Trajediye, acıya, hasrete, korkunç meydan okumalara rağmen, bazılarımızın ölmediğini fark ettim. Bazılarımız ölmedi… Peki ölmeyen bizler ne yapacağız?” diye sordum denize düşen aksime…
Bu ikilemlerin arasında yine bir gün kendimin, kendilerime yaptığım konuşmada;
Neresinde duruyorum kendi hikayemin bilmiyorum diye söylendim. Tam sahne benim dediğim an başrolde başkalarını gördüm sahnede.
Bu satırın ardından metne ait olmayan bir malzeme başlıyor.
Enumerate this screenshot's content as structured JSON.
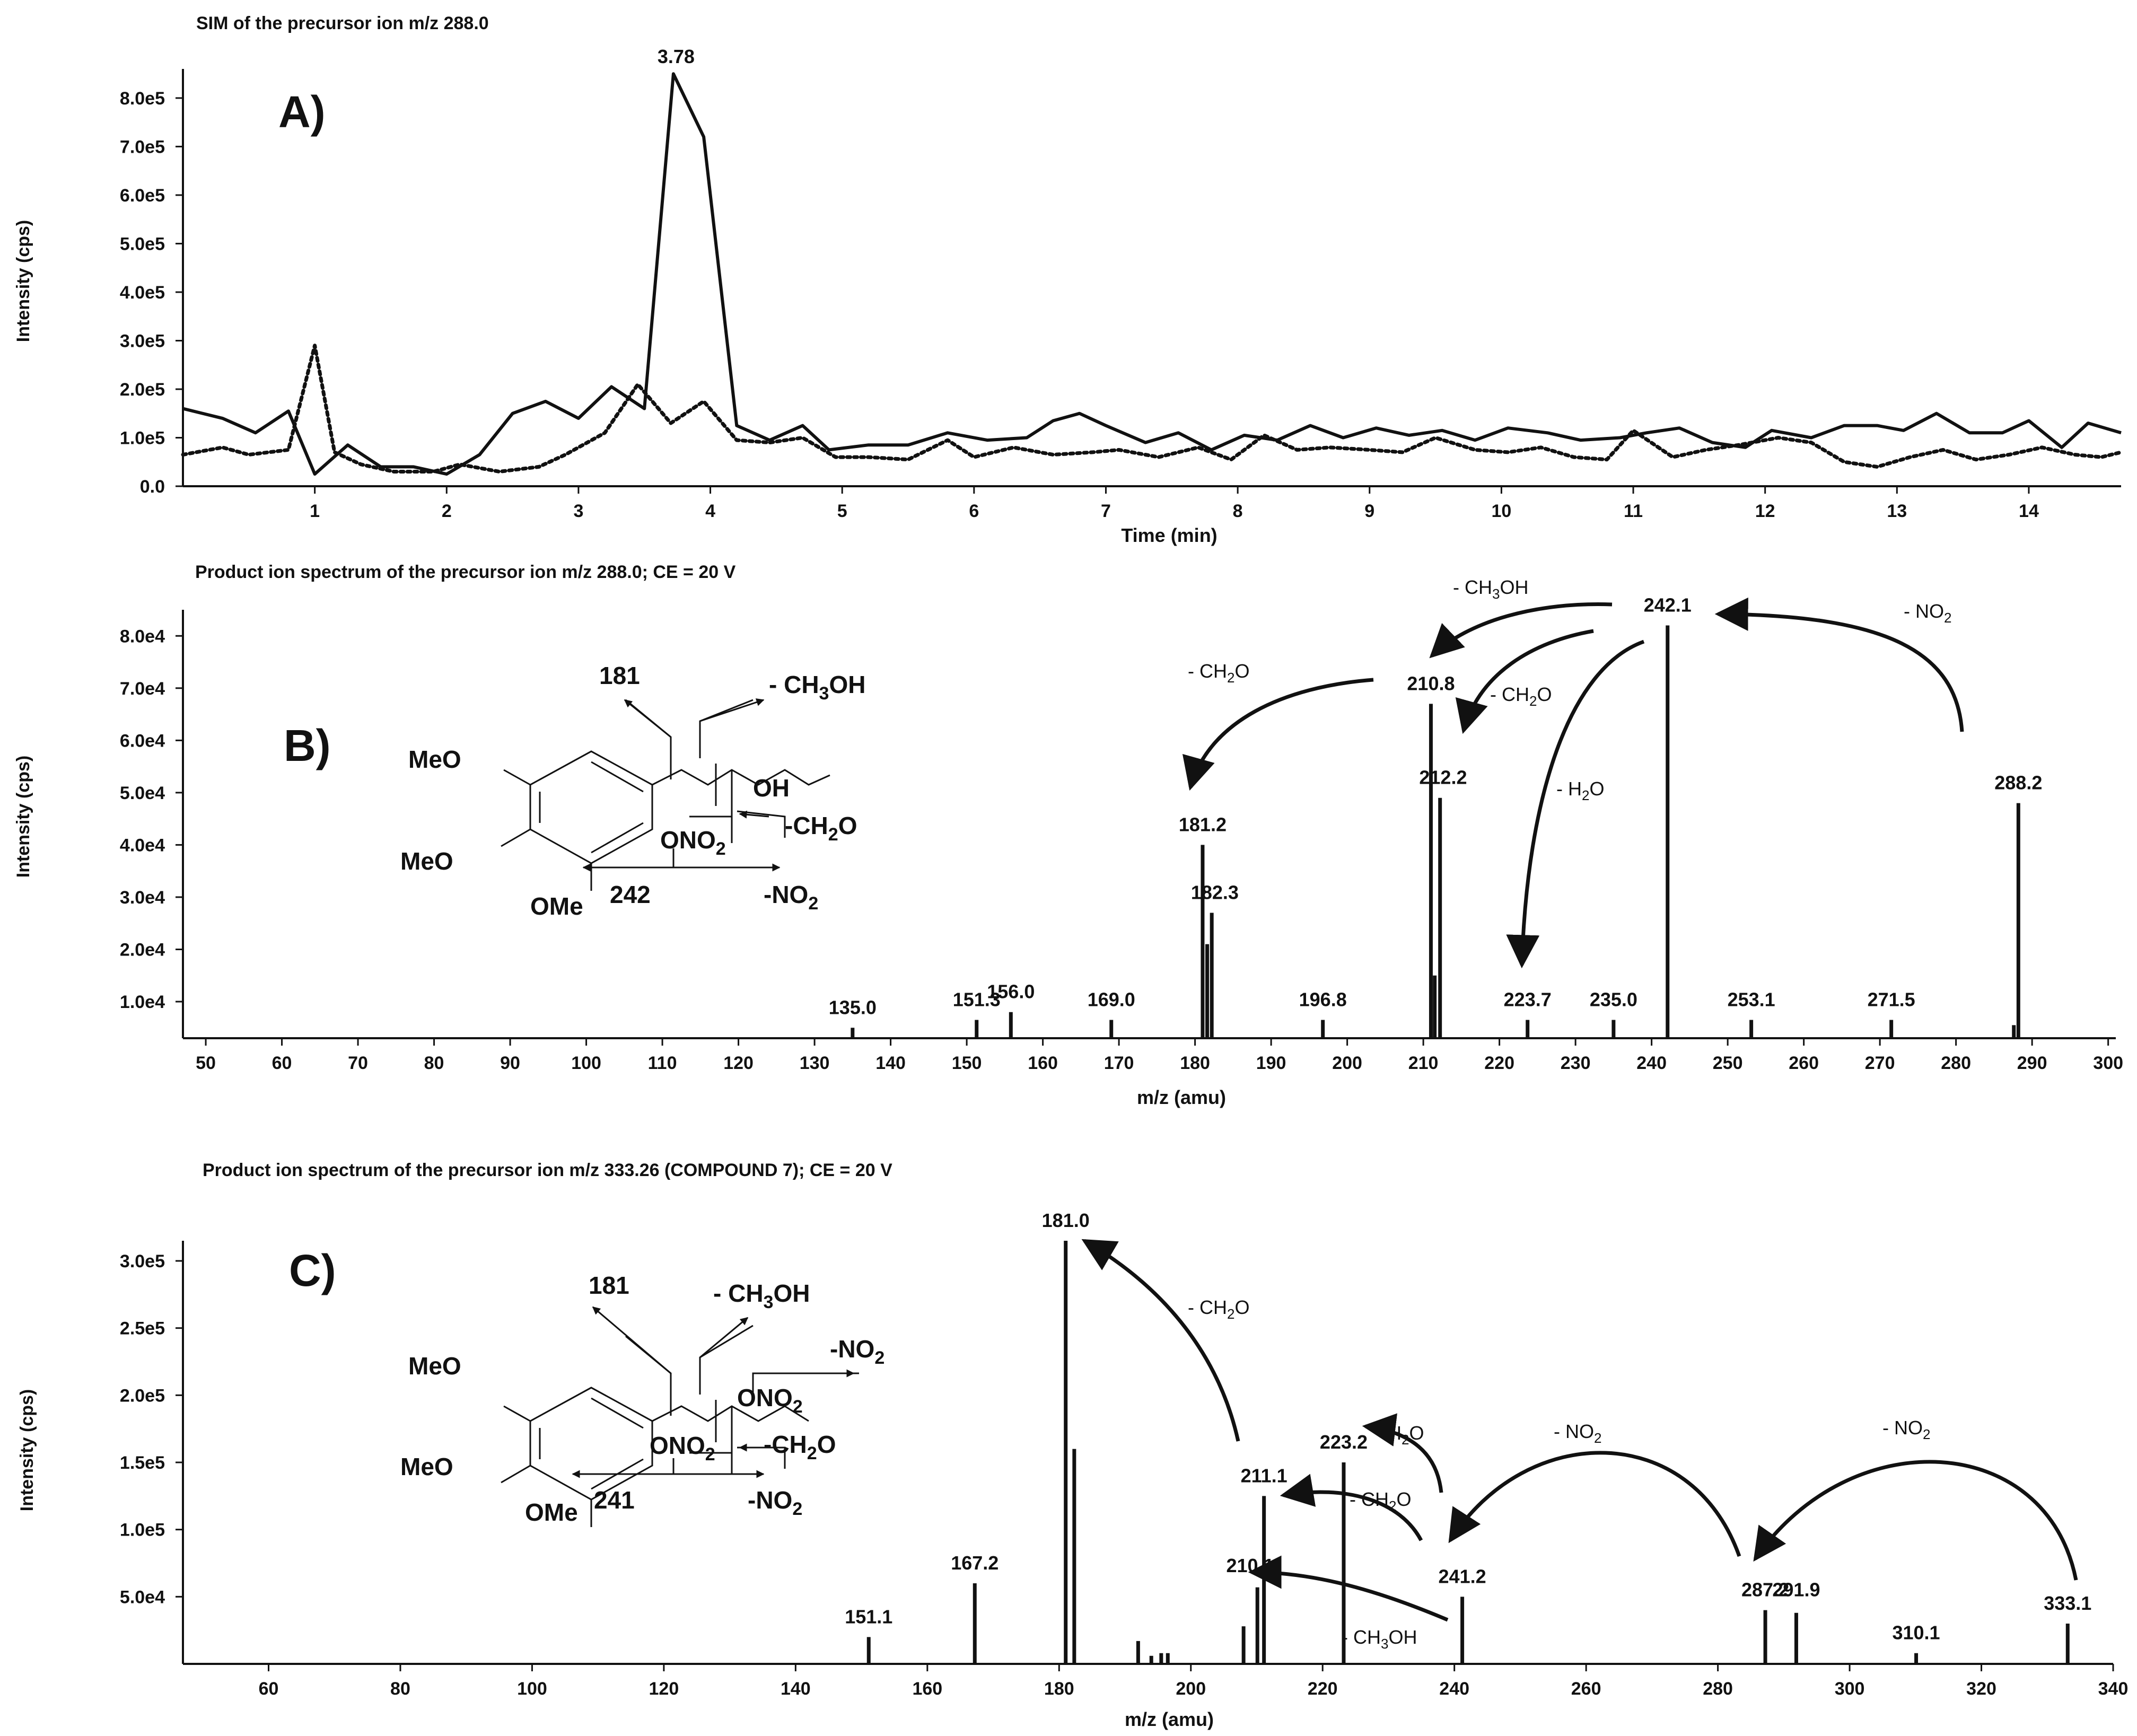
{
  "chart_data": [
    {
      "id": "A",
      "type": "line",
      "panel_label": "A)",
      "title": "SIM of the precursor ion m/z 288.0",
      "xlabel": "Time (min)",
      "ylabel": "Intensity (cps)",
      "xlim": [
        0,
        14.7
      ],
      "ylim": [
        0,
        860000
      ],
      "x_ticks": [
        1,
        2,
        3,
        4,
        5,
        6,
        7,
        8,
        9,
        10,
        11,
        12,
        13,
        14
      ],
      "x_tick_labels": [
        "1",
        "2",
        "3",
        "4",
        "5",
        "6",
        "7",
        "8",
        "9",
        "10",
        "11",
        "12",
        "13",
        "14"
      ],
      "y_ticks": [
        0,
        100000,
        200000,
        300000,
        400000,
        500000,
        600000,
        700000,
        800000
      ],
      "y_tick_labels": [
        "0.0",
        "1.0e5",
        "2.0e5",
        "3.0e5",
        "4.0e5",
        "5.0e5",
        "6.0e5",
        "7.0e5",
        "8.0e5"
      ],
      "peak_label": "3.78",
      "peak_label_x": 3.78,
      "peak_label_y": 850000,
      "series": [
        {
          "name": "solid",
          "style": "solid",
          "x": [
            0,
            0.3,
            0.55,
            0.8,
            1.0,
            1.25,
            1.5,
            1.75,
            2.0,
            2.25,
            2.5,
            2.75,
            3.0,
            3.25,
            3.5,
            3.72,
            3.95,
            4.2,
            4.45,
            4.7,
            4.9,
            5.2,
            5.5,
            5.8,
            6.1,
            6.4,
            6.6,
            6.8,
            7.0,
            7.3,
            7.55,
            7.8,
            8.05,
            8.3,
            8.55,
            8.8,
            9.05,
            9.3,
            9.55,
            9.8,
            10.05,
            10.35,
            10.6,
            10.9,
            11.1,
            11.35,
            11.6,
            11.85,
            12.05,
            12.35,
            12.6,
            12.85,
            13.05,
            13.3,
            13.55,
            13.8,
            14.0,
            14.25,
            14.45,
            14.7
          ],
          "y": [
            160000,
            140000,
            110000,
            155000,
            25000,
            85000,
            40000,
            40000,
            25000,
            65000,
            150000,
            175000,
            140000,
            205000,
            160000,
            850000,
            720000,
            125000,
            95000,
            125000,
            75000,
            85000,
            85000,
            110000,
            95000,
            100000,
            135000,
            150000,
            125000,
            90000,
            110000,
            75000,
            105000,
            95000,
            125000,
            100000,
            120000,
            105000,
            115000,
            95000,
            120000,
            110000,
            95000,
            100000,
            110000,
            120000,
            90000,
            80000,
            115000,
            100000,
            125000,
            125000,
            115000,
            150000,
            110000,
            110000,
            135000,
            80000,
            130000,
            110000
          ]
        },
        {
          "name": "dotted",
          "style": "dotted",
          "x": [
            0,
            0.3,
            0.5,
            0.8,
            1.0,
            1.15,
            1.35,
            1.6,
            1.9,
            2.1,
            2.4,
            2.7,
            2.9,
            3.2,
            3.45,
            3.7,
            3.95,
            4.2,
            4.45,
            4.7,
            4.95,
            5.2,
            5.5,
            5.8,
            6.0,
            6.3,
            6.6,
            6.9,
            7.1,
            7.4,
            7.7,
            7.95,
            8.2,
            8.45,
            8.7,
            9.0,
            9.25,
            9.5,
            9.8,
            10.05,
            10.3,
            10.55,
            10.8,
            11.0,
            11.3,
            11.55,
            11.8,
            12.1,
            12.35,
            12.6,
            12.85,
            13.1,
            13.35,
            13.6,
            13.85,
            14.1,
            14.35,
            14.55,
            14.7
          ],
          "y": [
            65000,
            80000,
            65000,
            75000,
            290000,
            70000,
            45000,
            30000,
            30000,
            45000,
            30000,
            40000,
            65000,
            110000,
            210000,
            130000,
            175000,
            95000,
            90000,
            100000,
            60000,
            60000,
            55000,
            95000,
            60000,
            80000,
            65000,
            70000,
            75000,
            60000,
            80000,
            55000,
            105000,
            75000,
            80000,
            75000,
            70000,
            100000,
            75000,
            70000,
            80000,
            60000,
            55000,
            115000,
            60000,
            75000,
            85000,
            100000,
            90000,
            50000,
            40000,
            60000,
            75000,
            55000,
            65000,
            80000,
            65000,
            60000,
            70000
          ]
        }
      ]
    },
    {
      "id": "B",
      "type": "bar",
      "panel_label": "B)",
      "title": "Product ion spectrum of the precursor ion m/z 288.0; CE = 20 V",
      "xlabel": "m/z (amu)",
      "ylabel": "Intensity (cps)",
      "xlim": [
        47,
        301
      ],
      "ylim": [
        3000,
        85000
      ],
      "x_ticks": [
        50,
        60,
        70,
        80,
        90,
        100,
        110,
        120,
        130,
        140,
        150,
        160,
        170,
        180,
        190,
        200,
        210,
        220,
        230,
        240,
        250,
        260,
        270,
        280,
        290,
        300
      ],
      "x_tick_labels": [
        "50",
        "60",
        "70",
        "80",
        "90",
        "100",
        "110",
        "120",
        "130",
        "140",
        "150",
        "160",
        "170",
        "180",
        "190",
        "200",
        "210",
        "220",
        "230",
        "240",
        "250",
        "260",
        "270",
        "280",
        "290",
        "300"
      ],
      "y_ticks": [
        10000,
        20000,
        30000,
        40000,
        50000,
        60000,
        70000,
        80000
      ],
      "y_tick_labels": [
        "1.0e4",
        "2.0e4",
        "3.0e4",
        "4.0e4",
        "5.0e4",
        "6.0e4",
        "7.0e4",
        "8.0e4"
      ],
      "peaks": [
        {
          "mz": 135.0,
          "intensity": 5000
        },
        {
          "mz": 151.3,
          "intensity": 6500
        },
        {
          "mz": 155.8,
          "intensity": 8000
        },
        {
          "mz": 169.0,
          "intensity": 6500
        },
        {
          "mz": 181.0,
          "intensity": 40000
        },
        {
          "mz": 181.6,
          "intensity": 21000
        },
        {
          "mz": 182.2,
          "intensity": 27000
        },
        {
          "mz": 196.8,
          "intensity": 6500
        },
        {
          "mz": 211.0,
          "intensity": 67000
        },
        {
          "mz": 211.5,
          "intensity": 15000
        },
        {
          "mz": 212.2,
          "intensity": 49000
        },
        {
          "mz": 223.7,
          "intensity": 6500
        },
        {
          "mz": 235.0,
          "intensity": 6500
        },
        {
          "mz": 242.1,
          "intensity": 82000
        },
        {
          "mz": 253.1,
          "intensity": 6500
        },
        {
          "mz": 271.5,
          "intensity": 6500
        },
        {
          "mz": 287.6,
          "intensity": 5500
        },
        {
          "mz": 288.2,
          "intensity": 48000
        }
      ],
      "peak_labels": [
        {
          "text": "135.0",
          "mz": 135.0,
          "intensity": 5000
        },
        {
          "text": "151.3",
          "mz": 151.3,
          "intensity": 6500
        },
        {
          "text": "156.0",
          "mz": 155.8,
          "intensity": 8000
        },
        {
          "text": "169.0",
          "mz": 169.0,
          "intensity": 6500
        },
        {
          "text": "181.2",
          "mz": 181.0,
          "intensity": 40000
        },
        {
          "text": "182.3",
          "mz": 182.6,
          "intensity": 27000
        },
        {
          "text": "196.8",
          "mz": 196.8,
          "intensity": 6500
        },
        {
          "text": "210.8",
          "mz": 211.0,
          "intensity": 67000
        },
        {
          "text": "212.2",
          "mz": 212.6,
          "intensity": 49000
        },
        {
          "text": "223.7",
          "mz": 223.7,
          "intensity": 6500
        },
        {
          "text": "235.0",
          "mz": 235.0,
          "intensity": 6500
        },
        {
          "text": "242.1",
          "mz": 242.1,
          "intensity": 82000
        },
        {
          "text": "253.1",
          "mz": 253.1,
          "intensity": 6500
        },
        {
          "text": "271.5",
          "mz": 271.5,
          "intensity": 6500
        },
        {
          "text": "288.2",
          "mz": 288.2,
          "intensity": 48000
        }
      ],
      "loss_annotations": [
        "- CH3OH",
        "- NO2",
        "- CH2O",
        "- CH2O",
        "- H2O"
      ],
      "structure_labels": [
        "181",
        "- CH3OH",
        "MeO",
        "MeO",
        "OMe",
        "OH",
        "ONO2",
        "-CH2O",
        "242",
        "-NO2"
      ]
    },
    {
      "id": "C",
      "type": "bar",
      "panel_label": "C)",
      "title": "Product ion spectrum of the precursor ion m/z 333.26 (COMPOUND 7); CE = 20 V",
      "xlabel": "m/z (amu)",
      "ylabel": "Intensity (cps)",
      "xlim": [
        47,
        340
      ],
      "ylim": [
        0,
        315000
      ],
      "x_ticks": [
        60,
        80,
        100,
        120,
        140,
        160,
        180,
        200,
        220,
        240,
        260,
        280,
        300,
        320,
        340
      ],
      "x_tick_labels": [
        "60",
        "80",
        "100",
        "120",
        "140",
        "160",
        "180",
        "200",
        "220",
        "240",
        "260",
        "280",
        "300",
        "320",
        "340"
      ],
      "y_ticks": [
        50000,
        100000,
        150000,
        200000,
        250000,
        300000
      ],
      "y_tick_labels": [
        "5.0e4",
        "1.0e5",
        "1.5e5",
        "2.0e5",
        "2.5e5",
        "3.0e5"
      ],
      "peaks": [
        {
          "mz": 151.1,
          "intensity": 20000
        },
        {
          "mz": 167.2,
          "intensity": 60000
        },
        {
          "mz": 181.0,
          "intensity": 315000
        },
        {
          "mz": 182.3,
          "intensity": 160000
        },
        {
          "mz": 192.0,
          "intensity": 17000
        },
        {
          "mz": 194.0,
          "intensity": 6000
        },
        {
          "mz": 195.5,
          "intensity": 8000
        },
        {
          "mz": 196.5,
          "intensity": 8000
        },
        {
          "mz": 208.0,
          "intensity": 28000
        },
        {
          "mz": 210.1,
          "intensity": 57000
        },
        {
          "mz": 211.1,
          "intensity": 125000
        },
        {
          "mz": 223.2,
          "intensity": 150000
        },
        {
          "mz": 241.2,
          "intensity": 50000
        },
        {
          "mz": 287.2,
          "intensity": 40000
        },
        {
          "mz": 291.9,
          "intensity": 38000
        },
        {
          "mz": 310.1,
          "intensity": 8000
        },
        {
          "mz": 333.1,
          "intensity": 30000
        }
      ],
      "peak_labels": [
        {
          "text": "151.1",
          "mz": 151.1,
          "intensity": 20000
        },
        {
          "text": "167.2",
          "mz": 167.2,
          "intensity": 60000
        },
        {
          "text": "181.0",
          "mz": 181.0,
          "intensity": 315000
        },
        {
          "text": "210.1",
          "mz": 209.0,
          "intensity": 58000
        },
        {
          "text": "211.1",
          "mz": 211.1,
          "intensity": 125000
        },
        {
          "text": "223.2",
          "mz": 223.2,
          "intensity": 150000
        },
        {
          "text": "241.2",
          "mz": 241.2,
          "intensity": 50000
        },
        {
          "text": "287.2",
          "mz": 287.2,
          "intensity": 40000
        },
        {
          "text": "291.9",
          "mz": 291.9,
          "intensity": 40000
        },
        {
          "text": "310.1",
          "mz": 310.1,
          "intensity": 8000
        },
        {
          "text": "333.1",
          "mz": 333.1,
          "intensity": 30000
        }
      ],
      "loss_annotations": [
        "- CH2O",
        "- H2O",
        "- CH2O",
        "- CH3OH",
        "- NO2",
        "- NO2"
      ],
      "structure_labels": [
        "181",
        "- CH3OH",
        "-NO2",
        "MeO",
        "MeO",
        "OMe",
        "ONO2",
        "ONO2",
        "-CH2O",
        "241",
        "-NO2"
      ]
    }
  ]
}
Hayat okkalı bir hareket çekerken lisanı münasip bir şekilde en naifinden ağır ağır sövdüm yüzüme yüzüme…
Her ne kadar izah etmeye çalışsak da derdimizi, pek aynı mütevaziliği gördüğümüz söylenemez.
Ara sıra konuk oyuncu olduğum başkalarının hikâyelerinde mutsuz çocukluğumun tekrarlarını yaşadığımı fark ettim. Hani kader gayrete aşıktır derler ama bazen ne yaparsan yap olmaz ve kader gayrete değil de o kader ya şekle ya da nakde aşık olur. Bazı hikayelerden iyi geçemiyor insan, çünkü o yollarda İstanbul’un ara sokaklarına benziyordur. Bana hep uğursuz kara kedi oyununun başrolü kalıyor günün sonundaki o sokaklarda. Halbuki deniz kıyısındaki küçük barınağımda, yapmam denilerek yapılan her şeyden, duyarsızlıklardan ve dünyadan uzak, kimseye hatta kendime bile ilişmeden yaşadığımı yazdığım bir kahvaltı hikayem vardı. Ne ara düştüm herkesin ve o sıfırdan küçük kalabalığının ortasına, hiç bilmiyorum. Lakin bildiğim bir şey var, o da kötüsü olduğum hikâyelerin, evveliyatı muhakkak vardır.
Başıma ne geldiyse, bir kısım burnumuzdan bir kısmı kalbimizden ama çokça kısmı her kalp taşıyanı insan sanmamızdan gelmiştir.